Une question fondamentale se pose : la lutte contre la fraude fiscale, qui est, dans l’absolu, une noble cause, peut-elle tout justifier, et notamment que des analyses informatiques aveugles plongent de nombreux contribuables dans les affres d’un contrôle fiscal sans aucune protection humaine. A titre personnel, je ne le pense pas et ne suis pas le seul à adopter ce point de vue.
Depuis 2013, le Point de contact central (PCC) de la BNB centralise tous les comptes bancaires, contrats financiers, assurances-vie et comptes étrangers des contribuables. Depuis 2022, les banques doivent également transmettre les soldes semestriels et montants globalisés de divers produits financiers.
L’administration ne peut consulter ces données qu’en présence d’indices de fraude ou dans un contrôle ciblé, avec autorisation hiérarchique, motivation et information du contribuable.
Le fisc connaît donc déjà l’existence et les soldes périodiques des comptes, mais pas l’ensemble des transactions. Et son usage de ces données est limité et strictement encadré.
Le projet ajoute aux informations stockées dans le PCC celles relatives aux comptes-titres, aux crypto-actifs, aux données CRS étrangères, et renforce par ailleurs le reporting bancaire.
Les banques transmettront ainsi systématiquement les soldes et informations liées à tous les produits financiers.
Des mesures spécifiques permettront de contrôler les opérations sur comptes-titres, notamment celles dépassant 1 million d’euros. Certaines obligations commenceront dès 2026, avec une remontée historique dès 2025.
Un nouvel article permettra au SPF Finances d’intégrer toutes les données du PCC dans un datawarehouse pseudonymisé en vue d’utiliser l’ensemble de ces données pour du datamining, du datamatching et pour établir un profilage algorithmique. La dépseudonymisation ne serait possible qu’en présence d’indicateurs de risque peu ou mal définis à ce stade, avec un risque évident d’abus vu l’absence de contrôle préalable.
L’administration pourra consulter le PCC d’initiative sans indices préalables, renforçant l’idée d’une surveillance généralisée. Les garde-fous actuels disparaîtraient, avec toutes les conséquences négatives pour les contribuables qu’on peut aisément imaginer.
Les banques seront assujetties à une obligation de transmission semestrielle renforcée, et de déclaration des opérations sur titres supérieures à 1 million d’euros, standardisation des flux.

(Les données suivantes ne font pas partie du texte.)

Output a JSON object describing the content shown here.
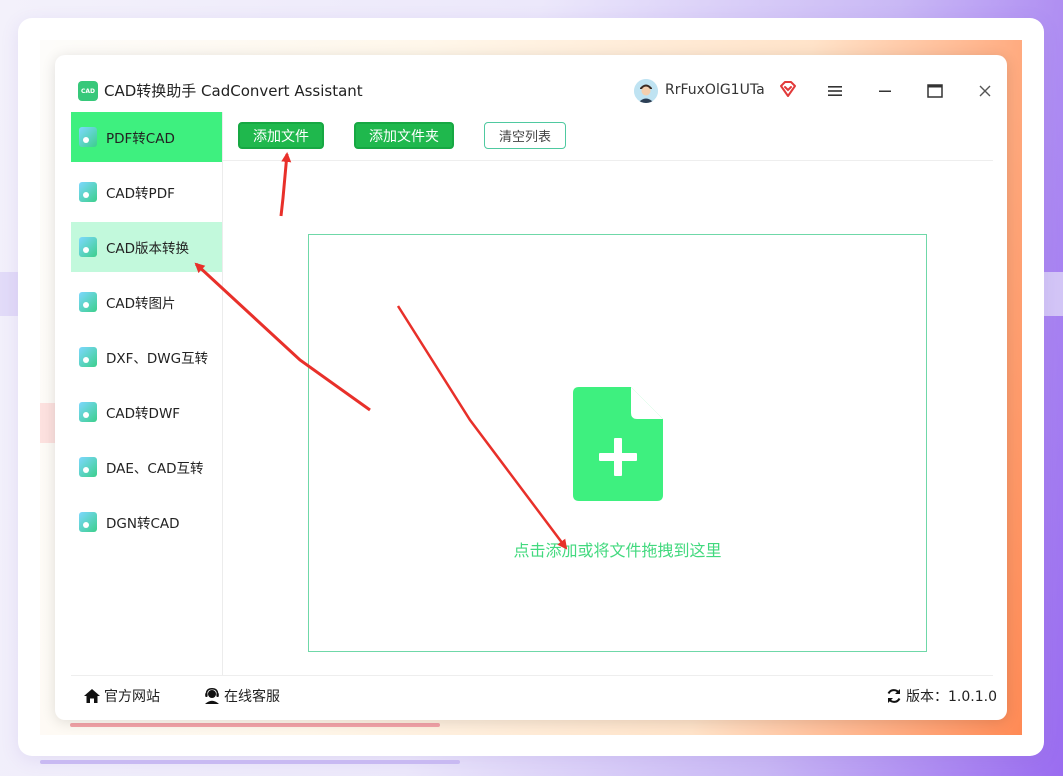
{
  "app": {
    "logo_text": "CAD",
    "title": "CAD转换助手 CadConvert Assistant",
    "username": "RrFuxOlG1UTa"
  },
  "sidebar": {
    "items": [
      {
        "label": "PDF转CAD"
      },
      {
        "label": "CAD转PDF"
      },
      {
        "label": "CAD版本转换"
      },
      {
        "label": "CAD转图片"
      },
      {
        "label": "DXF、DWG互转"
      },
      {
        "label": "CAD转DWF"
      },
      {
        "label": "DAE、CAD互转"
      },
      {
        "label": "DGN转CAD"
      }
    ]
  },
  "toolbar": {
    "add_file": "添加文件",
    "add_folder": "添加文件夹",
    "clear_list": "清空列表"
  },
  "dropzone": {
    "hint": "点击添加或将文件拖拽到这里"
  },
  "footer": {
    "website": "官方网站",
    "support": "在线客服",
    "version": "版本：1.0.1.0"
  },
  "colors": {
    "accent_green": "#3ef07f",
    "button_green": "#1fb84d",
    "hover_green": "#c2f9dc",
    "annotation_red": "#e8302a"
  }
}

Du côté du SPF Finances, il est prévu de créer un datawarehouse central, de créer des algorithmes d’identification de risques, et de désigner des équipes de fonctionnaires habilités.

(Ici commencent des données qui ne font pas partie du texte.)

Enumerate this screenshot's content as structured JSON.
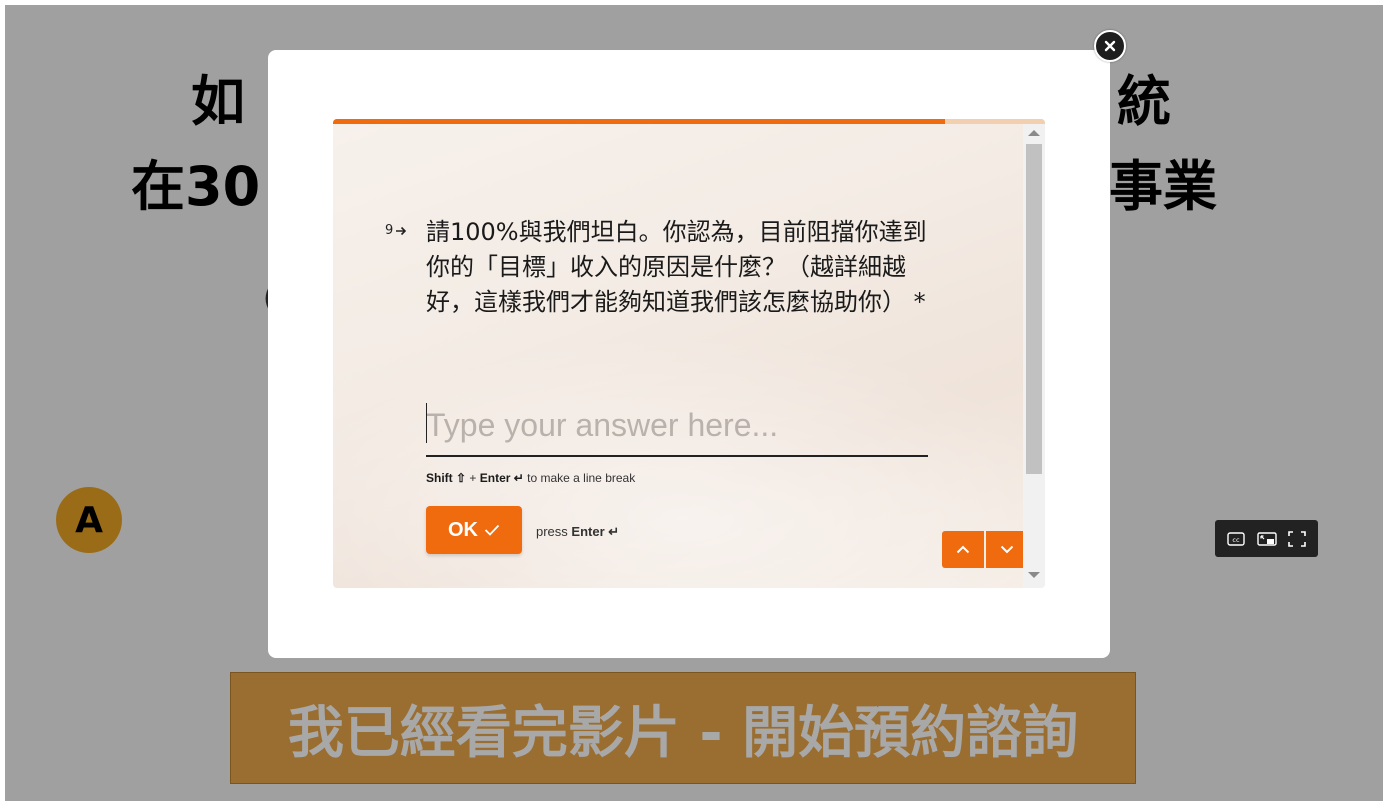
{
  "background": {
    "headline_line1_left": "如",
    "headline_line1_right": "統",
    "headline_line2_left": "在30",
    "headline_line2_right": "事業",
    "paren_fragment": "(",
    "avatar_letter": "A",
    "cta_label": "我已經看完影片 - 開始預約諮詢"
  },
  "video_controls": {
    "icons": [
      "closed-captions-icon",
      "picture-in-picture-icon",
      "fullscreen-icon"
    ]
  },
  "form": {
    "progress_percent": 86,
    "question_number": "9",
    "question_text": "請100%與我們坦白。你認為，目前阻擋你達到你的「目標」收入的原因是什麼？（越詳細越好，這樣我們才能夠知道我們該怎麼協助你） *",
    "answer_placeholder": "Type your answer here...",
    "answer_value": "",
    "hint_shift": "Shift ⇧",
    "hint_plus": " + ",
    "hint_enter": "Enter ↵",
    "hint_rest": " to make a line break",
    "ok_label": "OK",
    "press_label": "press ",
    "press_enter": "Enter ↵"
  },
  "colors": {
    "accent": "#f06a0e",
    "overlay": "#a0a0a0",
    "cta": "#9a6e30"
  }
}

Le contribuable devra être informé en cas de consultation nominative, l’administration devra respecter les règles du RGPD, et il lui sera interdit d’utiliser le seul résultat du datamining comme preuve directe pour établir une taxation.
Même si le secret bancaire existera toujours formellement, la centralisation massive et l’usage du datamining donneront au fisc une vision quasi complète du patrimoine financier des citoyens. On passe ainsi d’un contrôle ciblé à une surveillance prédictive.

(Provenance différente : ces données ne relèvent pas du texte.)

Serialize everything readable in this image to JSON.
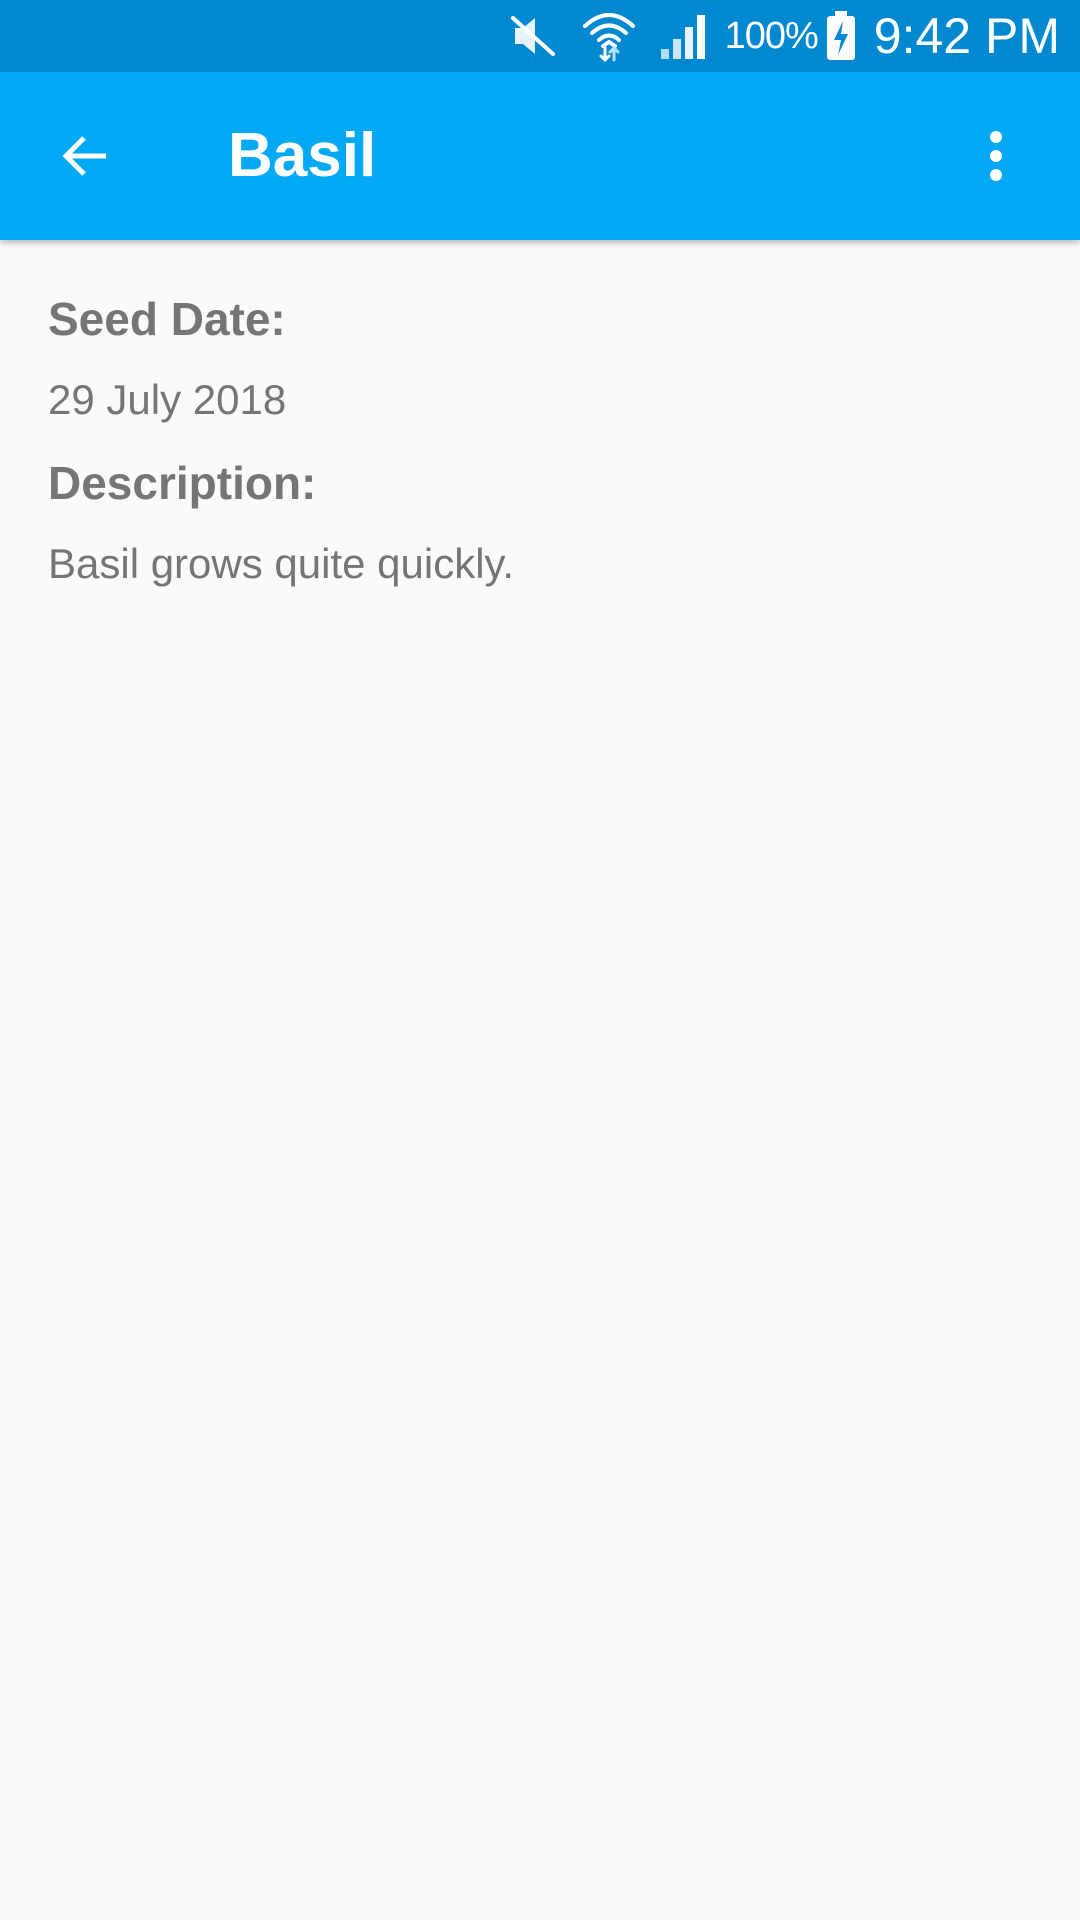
{
  "status_bar": {
    "battery_percent": "100%",
    "time": "9:42 PM",
    "icons": [
      "mute-icon",
      "wifi-icon",
      "signal-icon",
      "battery-charging-icon"
    ]
  },
  "app_bar": {
    "title": "Basil",
    "back_icon": "arrow-back-icon",
    "menu_icon": "more-vert-icon",
    "color": "#03a9f4"
  },
  "details": {
    "seed_date_label": "Seed Date:",
    "seed_date_value": "29 July 2018",
    "description_label": "Description:",
    "description_value": "Basil grows quite quickly."
  },
  "colors": {
    "status_bar": "#0288d1",
    "text": "#757575",
    "background": "#fafafa"
  }
}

Les concepteurs du projet le justifient par la possibilité d’une meilleure détection des fraudeurs, par l’optimisation des ressources dont dispose l’administration fiscale, et par l’intégration des données CRS. Avec, en théorie et en conséquence, une pression renforcée sur les grandes fortunes.
L’Autorité de protection des données juge quant à elle ces mesures disproportionnées et craint un détournement de finalité, à savoir que des instruments créés au départ pour l’anti-blanchiment soient utilisés en définitive pour des contrôles fiscaux généralisés. Je partage totalement ces craintes, qui me paraissent parfaitement justifiées.
Les détracteurs du projet, dont je suis, dénoncent le risque de contrôles multiples engendrés par des modèles préétablis et ratissant large, engendrant des risques de désignations injustifiées, et insistent sur des précédents étrangers inquiétants, notamment chez nos voisins néerlandais.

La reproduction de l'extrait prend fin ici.